Não deixa de ser sintomático que, num momento em que a França atravessa dificuldades e em que vários países ocidentais, a começar pelos Estados Unidos, estejam a abandonar o Afeganistão, os mesmos países se disponham a lançar uma intervenção em larga escala na África ocidental, e com o aviso de que vai se uma operação demorada. Que sentido de solidariedade ou de espírito democrático é que desencadearia uma ação deste tipo?
Há certamente laços históricos que ligam a França ao Mali e outros países da região. Há certamente organizações terroristas e fundamentalistas que há mais de um ano progridem na zona e que transpuseram recentemente o rio Níger, a caminho de Bamako. Mas alguma força ou interesse poderoso levaria os militares para um palco daqueles, para além do terrorismo.
Se se tiver em conta que os países do Sael são grandes produtores de ouro, urânio, cobre, fosfato e ferro, além de petróleo e gás natural; se se disser que o vizinho Níger, sendo o terceiro maior produtor de petróleo, fornece 3% do urânio para as centrais nucleares francesas e que conta abrir em 2015 uma nova mina a céu aberto, explorada por franceses, o quadro complexifica-se bastante. "Certos observadores - escreve hoje o jornal católico La Vie - sublinham o interesse que poderiam ter estes Estados [como a França e a China, nomeadamente] em exagerar a ameaça terrorista para justificar uma presença militar, como aconteceu com o Iraque com a invenção das armas de destruição maciça, por parte da administração Bush".

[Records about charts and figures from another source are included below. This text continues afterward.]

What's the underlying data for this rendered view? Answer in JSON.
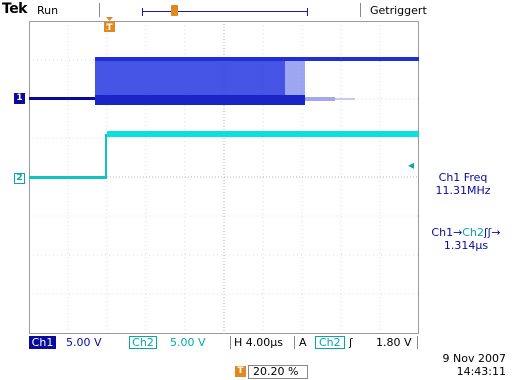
{
  "header": {
    "logo": "Tek",
    "run_status": "Run",
    "trigger_state": "Getriggert"
  },
  "markers": {
    "ch1": "1",
    "ch2": "2",
    "trigger": "T"
  },
  "measurements": {
    "m1_label": "Ch1 Freq",
    "m1_value": "11.31MHz",
    "m2_src": "Ch1",
    "m2_arrow": "→",
    "m2_dst": "Ch2",
    "m2_edges": "ʃʃ→",
    "m2_value": "1.314µs"
  },
  "bottom": {
    "ch1_label": "Ch1",
    "ch1_scale": "5.00 V",
    "ch2_label": "Ch2",
    "ch2_scale": "5.00 V",
    "horizontal": "H 4.00µs",
    "trigger_mode": "A",
    "trigger_source": "Ch2",
    "trigger_slope": "ʃ",
    "trigger_level": "1.80 V",
    "trigger_position": "20.20 %",
    "date": "9 Nov 2007",
    "time": "14:43:11"
  },
  "colors": {
    "ch1": "#0a0a9c",
    "ch2": "#06a7a7",
    "trigger": "#e08a1e"
  }
}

É claro que o controlo do urânio por organizações terroristas representa uma pesada ameaça para as nações, mas é necessário que o jornalismo nos forneça os vários aspectos do caso, e não alinhem de modo mais ou menos seguidista no 'framing' que os Estados pretendem ver adotado e amplificado.
Para ler e aprofundar o assunto:
- Anne Guilon, Pourquoi la France est en guerre au Mali, La Vie, 13.1.2013
- Stéphane Lhomme, Guerre au Mali : sécuriser notre approvisionnement en uranium, Rue 89, 15.1.2013
Complemento em 25.1.2013:
Sob o título: "Guerre d'infos
Le difficile travail des journalistes au Mali"
o jornal Le Monde pergunta hoje:
"Comment parler de la guerre au Mali quand la moindre (et rare) information est invérifiable ? Que montrer d'un conflit où photographes et équipes de télévision n'ont pas accès au front et où les seules images disponibles sont occasionnellement délivrées par l'armée ? "
(...)
"Dans un article publié le 24 janvier, Télérama tente d'apporter plusieurs réponses aux questions que pose la couverture médiatique de la guerre au Mali.
Pourquoi n'y a-t-il pas d'images ? Tous les médias l'ont constaté depuis le début de l'intervention, le 10 janvier : la "Grande Muette" qu'est l'armée française porte toujours aussi bien son nom en période de conflit. Les informations sont distillées au compte-gouttes. "L’armée française a dépêché des officiers de presse sur place, mais ils sont injoignables, peste Sylvain Lequesne, grand reporter à France 3, interrogé par Télérama. Ils nous disent que ne pas communiquer c’est déjà communiquer !" "Les autorités françaises ont peur que nos informations servent à l'ennemi, explique Pierre Grange, grand reporter sur TF1. On nous refile donc très peu de tuyaux."